How to Intermediate · 3 min read

How to use vLLM with quantized models

Q: How to use vLLM with quantized models

Use vLLM with quantized models by loading your model with BitsAndBytesConfig for 4-bit or 8-bit quantization, then serve it via vllm CLI or Python API. This reduces memory usage and speeds up inference while maintaining accuracy.

Quick answer

Use vLLM with quantized models by loading your model with BitsAndBytesConfig for 4-bit or 8-bit quantization, then serve it via vllm CLI or Python API. This reduces memory usage and speeds up inference while maintaining accuracy.

PREREQUISITES

Python 3.8+
pip install vllm bitsandbytes torch
A quantized model checkpoint compatible with vLLM

Setup

Install vllm, bitsandbytes, and torch to enable quantized model loading and inference.

bash

pip install vllm bitsandbytes torch

Step by step

Load a quantized model using BitsAndBytesConfig and serve it with vllm. Below is a Python example to load a 4-bit quantized model and generate text.

python

from transformers import AutoModelForCausalLM, AutoTokenizer, BitsAndBytesConfig
import torch
from vllm import LLM, SamplingParams

# Configure 4-bit quantization
quantization_config = BitsAndBytesConfig(
    load_in_4bit=True,
    bnb_4bit_compute_dtype=torch.float16,
    bnb_4bit_use_double_quant=True
)

# Load quantized model and tokenizer
model_name = "meta-llama/Llama-3.1-8B-Instruct"
tokenizer = AutoTokenizer.from_pretrained(model_name)
model = AutoModelForCausalLM.from_pretrained(
    model_name,
    quantization_config=quantization_config,
    device_map="auto"
)

# Initialize vLLM LLM with the loaded model
llm = LLM(model=model)

# Prepare prompt
prompt = "Explain the benefits of quantization in LLMs."

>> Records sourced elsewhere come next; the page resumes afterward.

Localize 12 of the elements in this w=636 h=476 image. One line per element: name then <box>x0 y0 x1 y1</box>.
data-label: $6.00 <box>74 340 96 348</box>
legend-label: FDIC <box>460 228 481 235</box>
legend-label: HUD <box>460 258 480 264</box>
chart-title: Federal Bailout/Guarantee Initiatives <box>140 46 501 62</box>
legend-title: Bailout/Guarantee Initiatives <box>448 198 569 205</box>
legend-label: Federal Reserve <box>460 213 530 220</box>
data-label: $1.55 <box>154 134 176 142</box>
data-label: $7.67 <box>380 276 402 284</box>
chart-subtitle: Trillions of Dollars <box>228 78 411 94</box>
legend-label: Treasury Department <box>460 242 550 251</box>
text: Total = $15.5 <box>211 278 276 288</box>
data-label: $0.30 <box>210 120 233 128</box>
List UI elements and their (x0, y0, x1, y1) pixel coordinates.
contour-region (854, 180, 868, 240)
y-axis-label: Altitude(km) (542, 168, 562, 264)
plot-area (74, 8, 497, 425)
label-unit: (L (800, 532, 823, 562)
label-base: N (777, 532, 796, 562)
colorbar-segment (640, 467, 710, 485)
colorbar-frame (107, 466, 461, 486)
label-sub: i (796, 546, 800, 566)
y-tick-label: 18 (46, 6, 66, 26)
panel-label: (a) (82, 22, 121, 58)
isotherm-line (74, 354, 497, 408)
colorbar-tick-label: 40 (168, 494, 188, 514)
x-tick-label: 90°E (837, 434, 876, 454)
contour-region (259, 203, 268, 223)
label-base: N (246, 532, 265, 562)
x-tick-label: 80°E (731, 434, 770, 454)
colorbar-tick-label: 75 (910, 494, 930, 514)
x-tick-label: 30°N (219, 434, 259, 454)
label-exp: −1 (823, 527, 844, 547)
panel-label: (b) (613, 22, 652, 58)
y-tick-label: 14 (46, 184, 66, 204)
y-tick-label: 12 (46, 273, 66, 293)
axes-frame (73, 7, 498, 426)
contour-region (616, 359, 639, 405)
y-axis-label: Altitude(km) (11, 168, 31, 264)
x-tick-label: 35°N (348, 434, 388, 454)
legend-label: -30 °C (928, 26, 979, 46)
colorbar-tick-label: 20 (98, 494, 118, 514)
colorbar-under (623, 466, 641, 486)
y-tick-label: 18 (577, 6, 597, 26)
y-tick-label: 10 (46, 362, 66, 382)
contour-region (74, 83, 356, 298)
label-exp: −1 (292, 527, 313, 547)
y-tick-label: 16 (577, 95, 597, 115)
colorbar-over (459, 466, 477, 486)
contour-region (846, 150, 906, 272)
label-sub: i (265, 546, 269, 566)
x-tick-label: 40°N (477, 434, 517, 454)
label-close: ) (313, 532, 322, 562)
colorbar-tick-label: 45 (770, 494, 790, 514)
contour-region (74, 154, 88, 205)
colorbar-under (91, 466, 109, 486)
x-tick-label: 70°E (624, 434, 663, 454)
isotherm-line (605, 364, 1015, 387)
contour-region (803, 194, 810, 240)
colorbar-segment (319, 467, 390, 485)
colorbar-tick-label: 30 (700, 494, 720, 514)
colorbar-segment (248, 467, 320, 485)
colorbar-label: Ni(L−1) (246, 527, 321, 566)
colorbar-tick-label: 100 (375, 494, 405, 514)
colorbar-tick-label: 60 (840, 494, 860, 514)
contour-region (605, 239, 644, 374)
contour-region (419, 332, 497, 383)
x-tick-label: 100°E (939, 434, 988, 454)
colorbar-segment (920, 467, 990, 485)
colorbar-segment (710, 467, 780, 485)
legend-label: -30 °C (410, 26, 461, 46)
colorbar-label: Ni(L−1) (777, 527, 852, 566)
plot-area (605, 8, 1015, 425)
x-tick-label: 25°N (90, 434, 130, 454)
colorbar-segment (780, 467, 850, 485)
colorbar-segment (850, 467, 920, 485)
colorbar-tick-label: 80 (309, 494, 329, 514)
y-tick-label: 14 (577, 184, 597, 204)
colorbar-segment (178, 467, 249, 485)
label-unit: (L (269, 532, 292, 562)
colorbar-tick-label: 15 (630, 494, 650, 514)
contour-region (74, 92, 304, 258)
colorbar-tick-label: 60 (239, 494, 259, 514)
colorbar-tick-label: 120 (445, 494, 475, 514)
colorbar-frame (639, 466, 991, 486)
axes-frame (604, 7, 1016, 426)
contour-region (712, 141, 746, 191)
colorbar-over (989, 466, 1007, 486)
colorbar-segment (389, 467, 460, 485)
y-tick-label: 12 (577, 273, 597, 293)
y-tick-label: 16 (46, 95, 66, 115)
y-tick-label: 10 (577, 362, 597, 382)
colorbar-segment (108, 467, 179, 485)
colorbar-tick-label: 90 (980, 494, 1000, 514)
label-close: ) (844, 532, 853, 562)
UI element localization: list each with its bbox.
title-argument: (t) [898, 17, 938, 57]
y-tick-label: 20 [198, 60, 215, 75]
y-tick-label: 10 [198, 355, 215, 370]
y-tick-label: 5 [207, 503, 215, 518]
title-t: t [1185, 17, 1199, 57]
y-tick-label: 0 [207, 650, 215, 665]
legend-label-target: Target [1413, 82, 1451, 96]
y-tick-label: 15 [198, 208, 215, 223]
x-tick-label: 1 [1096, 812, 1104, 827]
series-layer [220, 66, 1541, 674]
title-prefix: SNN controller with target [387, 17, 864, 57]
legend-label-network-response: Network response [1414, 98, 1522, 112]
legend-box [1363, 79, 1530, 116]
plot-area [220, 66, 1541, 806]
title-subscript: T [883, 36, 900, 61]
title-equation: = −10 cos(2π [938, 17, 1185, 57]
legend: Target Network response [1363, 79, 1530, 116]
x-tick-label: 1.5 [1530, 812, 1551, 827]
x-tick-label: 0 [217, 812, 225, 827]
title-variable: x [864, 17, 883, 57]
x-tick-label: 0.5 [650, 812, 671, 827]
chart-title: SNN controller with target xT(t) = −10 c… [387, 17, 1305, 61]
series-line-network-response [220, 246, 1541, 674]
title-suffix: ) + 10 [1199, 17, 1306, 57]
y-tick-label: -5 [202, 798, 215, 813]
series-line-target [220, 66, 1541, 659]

# Generate with sampling parameters
outputs = llm.generate([prompt], SamplingParams(temperature=0.7, max_tokens=100))

# Print output text
print(outputs[0].outputs[0].text)

output

Explain the benefits of quantization in LLMs.
Quantization reduces the precision of model weights, which lowers memory usage and speeds up inference without significantly impacting accuracy. This enables running large models on limited hardware.

Common variations

You can serve quantized models using the vllm CLI for HTTP or local inference servers. Async generation and streaming outputs are supported by the Python API. You can also use 8-bit quantization by adjusting BitsAndBytesConfig.

python

# CLI example to serve a 4-bit quantized model
vllm serve meta-llama/Llama-3.1-8B-Instruct --quantization 4bit --port 8000

# Python async example
from vllm import LLM, SamplingParams
import asyncio

async def async_generate():
    llm = LLM(model="meta-llama/Llama-3.1-8B-Instruct", quantization_config=BitsAndBytesConfig(load_in_4bit=True))
    outputs = await llm.generate(["Explain quantization benefits."], SamplingParams(max_tokens=50))
    print(outputs[0].outputs[0].text)

asyncio.run(async_generate())

Troubleshooting

If you see CUDA out of memory, reduce batch size or use 8-bit quantization instead of 4-bit.
Ensure bitsandbytes is installed correctly and compatible with your CUDA version.
Model loading errors often mean the checkpoint is not compatible with quantization or device mapping.

Key Takeaways

Use BitsAndBytesConfig to load models in 4-bit or 8-bit quantized formats for efficient memory use.
vLLM supports serving quantized models via CLI and Python API with sampling and streaming.
Adjust quantization and device mapping to fit your hardware and avoid out-of-memory errors.

Verified 2026-04 · meta-llama/Llama-3.1-8B-Instruct

Verify ↗

Community Notes

No notes yetBe the first to share a version-specific fix or tip.